The R10 all but returns to Knockholt Pound before heading up Rushmore Hill towards Pratts Bottom, which is the point at which I realised I did recognise where I was.  Coolings Nursery is a well stocked and well ordered garden centre where the plants take precedence From here of course it seems only a short distance to the A21 so whereas the bus speeding along the narrow lanes felt a little edgy, by the time we were on the main road it felt appropriate.

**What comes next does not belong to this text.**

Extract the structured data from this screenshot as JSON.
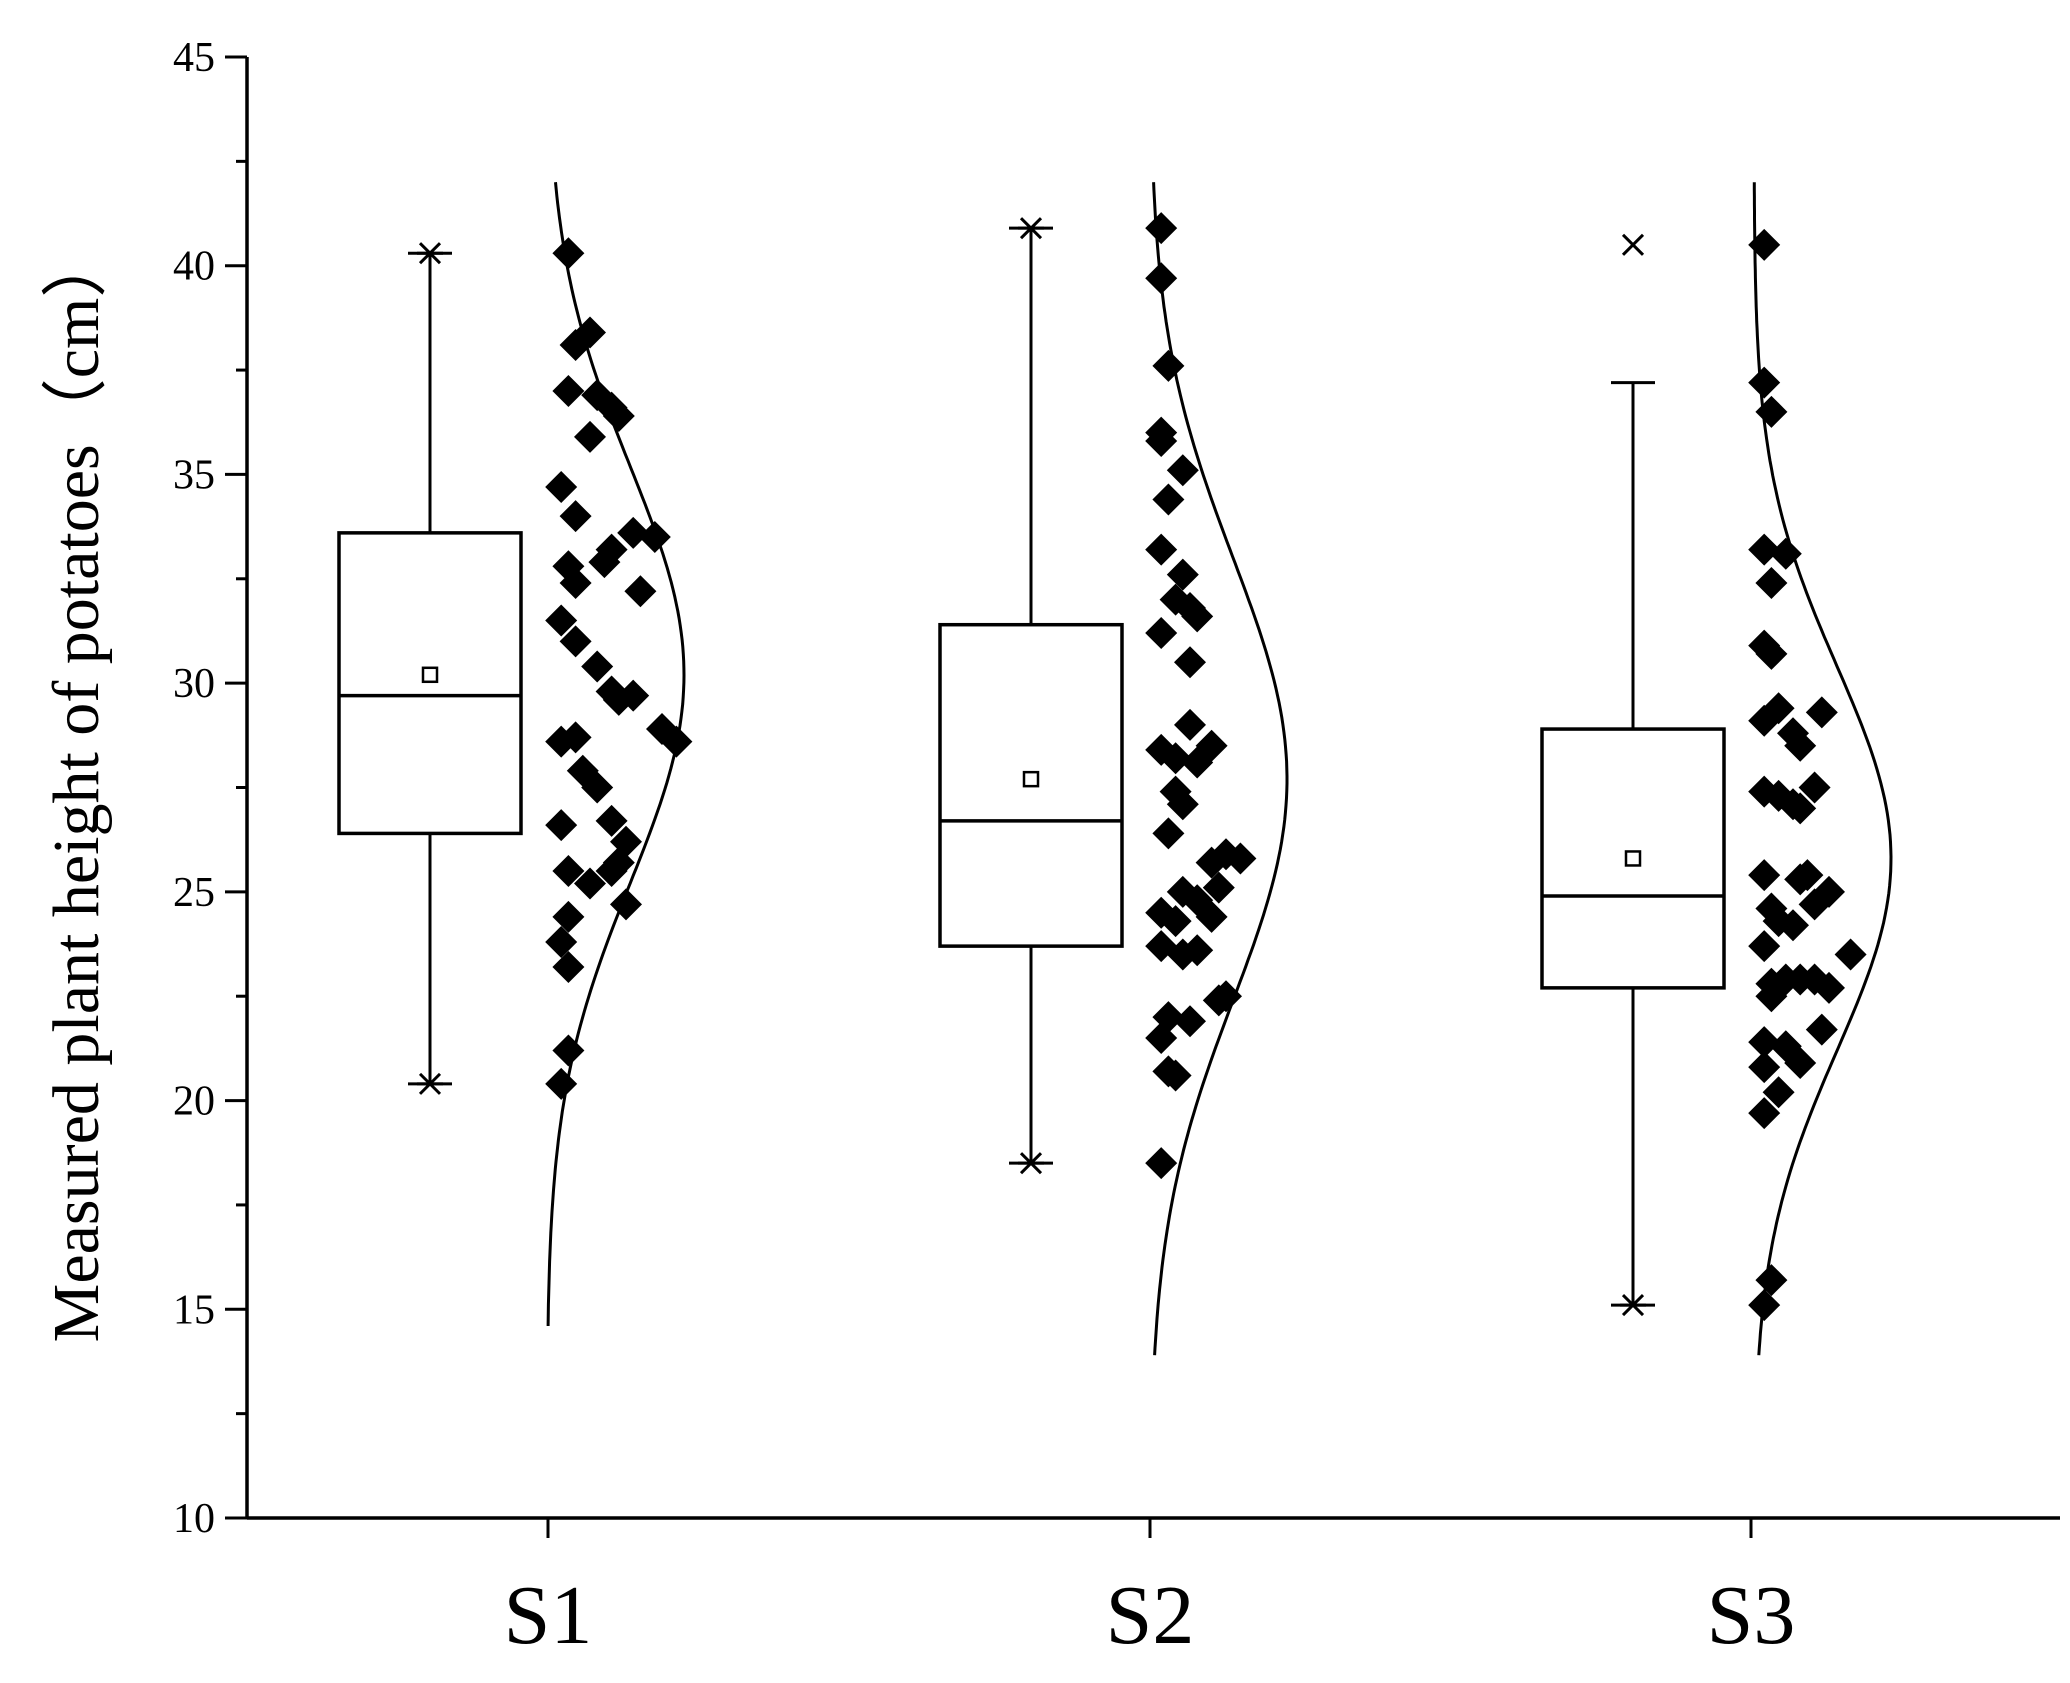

We had gained a single passenger and though from here on we were in company with other R routes waiting passengers seemed to prefer alternative bus options. One gentleman boarded looking pointedly at his watch, so I don’t know if we had slipped a couple of minutes off the timetable?   Just past Green Street Green we passed a low lying white boarded building and both thought it looked like a railway dwelling (a stationmaster’s house as it were) but perhaps we have been playing with one too many Hornby Dublo sets or reading too many Thomas the Tank Engine books.
From here on we were back on the route by which we had left Orpington earlier, calling again at the war memorial and into the Walnuts before being delivered back at the station just under 55 minutes after we had left. The route has much potential but would almost certainly be better viewed from a taller vehicle where the passenger could fully appreciate views of the not so distant downlands, fields and wildlife which are such a feature of the Rs 10 and 5.  Equally obviously the roads followed are much too narrow to allow for this.

Long-time readers/followers of this blog have undoubtedly noted our recent slower progress: we continue to ride at the same rate as ever – weekly with very few exceptions – but it takes as almost twice as long to reach the starting points of these more outlying routes and they can be quite tricky to combine. As it is we feel as though we have circled Orpington’s war memorial more often than there are routes.  Additionally the buses run quite infrequently though thanks to some cunning planning and not a little luck we did not have to wait too long today

1 comment:

  1. After more than four years TfL Journey Planner still shows Green Street Green as the southern end of R10... and the trick is to ask it to show the "other direction", when it shows the loop route as a whole.